Technological challenges
Technological challenges for retirement and care homes arise primarily in the following areas:
- Administrative processes: Traditional paper documentation is increasingly being replaced by digital patient and resident dossiers. These must be secure, accessible and always up to date. Managing these documents therefore requires a solution that makes it easy to enter and retrieve data, ensures compatibility with other systems and complies with data protection regulations.
- Security: This includes call/alarm and monitoring solutions, for example. They protect residents from danger, relieve the burden on staff through effective prevention and help to monitor the entire facility. Accordingly, they must be fail-safe and sensibly set up, for example with role-based assignment of messages.
- Building technology: This includes the physical equipment and technical systems in the building - from heating and ventilation to intelligent lighting systems. Ideally, all these components are not only efficient and user-friendly, but also contribute to the safety and comfort of residents and staff.
- Network and infrastructure: The network is the central "nervous system" of a retirement or care home, as it connects all technical solutions with each other and protects against cyber threats in the event of an emergency. It should therefore be robust, scalable and fail-safe.
A central contact person who covers around 80% of daily requirements ensures an overview, efficiency and security.

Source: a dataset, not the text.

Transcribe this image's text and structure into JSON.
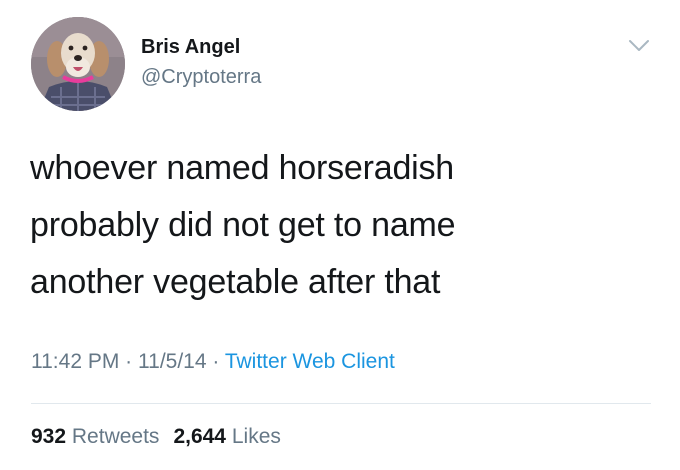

A comparison of operating concepts
In addition, there are technological pitfalls that are derived from the specific operating concept of the retirement or care home, i.e. from the model with which residents receive benefits.
On the one hand, retirement and care homes can focus on maximum choice: In this model, residents decide for themselves which technological and care services they use and in what form. For example, they are free to choose which provider they take out their TV subscription with and whether they receive it via Smart TV or a set-top box. With 40 assisted living apartments, for example, this can result in 25 different installations, which entails an enormous technical effort for the home.
Alternatively, retirement and nursing homes have the option of providing standardized services. Let's take the example of the TV subscription again: instead of 25 different installations, the retirement or nursing home only has to manage and maintain a single system in this case. This not only reduces costs, but also ensures that all residents benefit equally from the technologies on offer. What's more, if retirement and care homes provide certain services, such as TV subscriptions, centrally via a partner and bill them as part of the care package, this is not only cheaper for the residents, the home also benefits from additional income.
The third "hybrid" model attempts to find a middle way. Here, certain services are provided as standard by the retirement or nursing home, while residents are given freedom of choice for others. This model also involves increased administrative and maintenance costs. Difficulties in the integration of services also remain.
As we can see: The technological complexity in retirement and nursing homes is huge. In order to master this, retirement and nursing homes therefore rely on the support of various service providers. This raises a key question: is it better to have a central contact person with primary responsibility or should responsibilities be divided among several? Historically, homes today have an average of 8 to 9 different service providers. But what does this mean for everyday life in a retirement or nursing home?
Pandora's box
At first glance, relying on several contacts may seem obvious, as the flexibility and specialization in such a set-up appear to be higher. But on closer inspection, this fragmentation inevitably opens up a Pandora's box. Let's take the network environment as an example: having multiple points of contact leads to fragmentation, which not only makes maintenance more difficult, but also increases the risk of security vulnerabilities, especially as coordinating updates and complying with security standards becomes more complicated.
For staff, multiple contacts mean that a lot of time is spent on coordination and management - an impossibility in many places due to know-how, time and resource constraints.
Choosing a single technology partner, on the other hand, enables a uniform and secure infrastructure that minimizes complexity and significantly simplifies home operation. This creates an integrated overall system that reduces operating costs and increases efficiency and security. In addition, such a partner can ensure that the system remains scalable and adapts to the home's constantly changing requirements. In order for them to work efficiently, however, they need products and services that are as simple, standardized and integration-friendly as possible - like those from primetime. This reduces technological complexity and at the same time increases the scope for strategic decisions in the home.
Conclusion
The above considerations show: The technological requirements in retirement and care homes cannot be solved with patchwork - they require a clear person in charge with vision. A central contact person who covers around 80% of daily requirements ensures an overview, efficiency and security. This is what makes the use of modern solutions really viable - provided that the products used are designed in such a way that they enable such orchestration in the first place. Providers such as primetime make a decisive contribution here.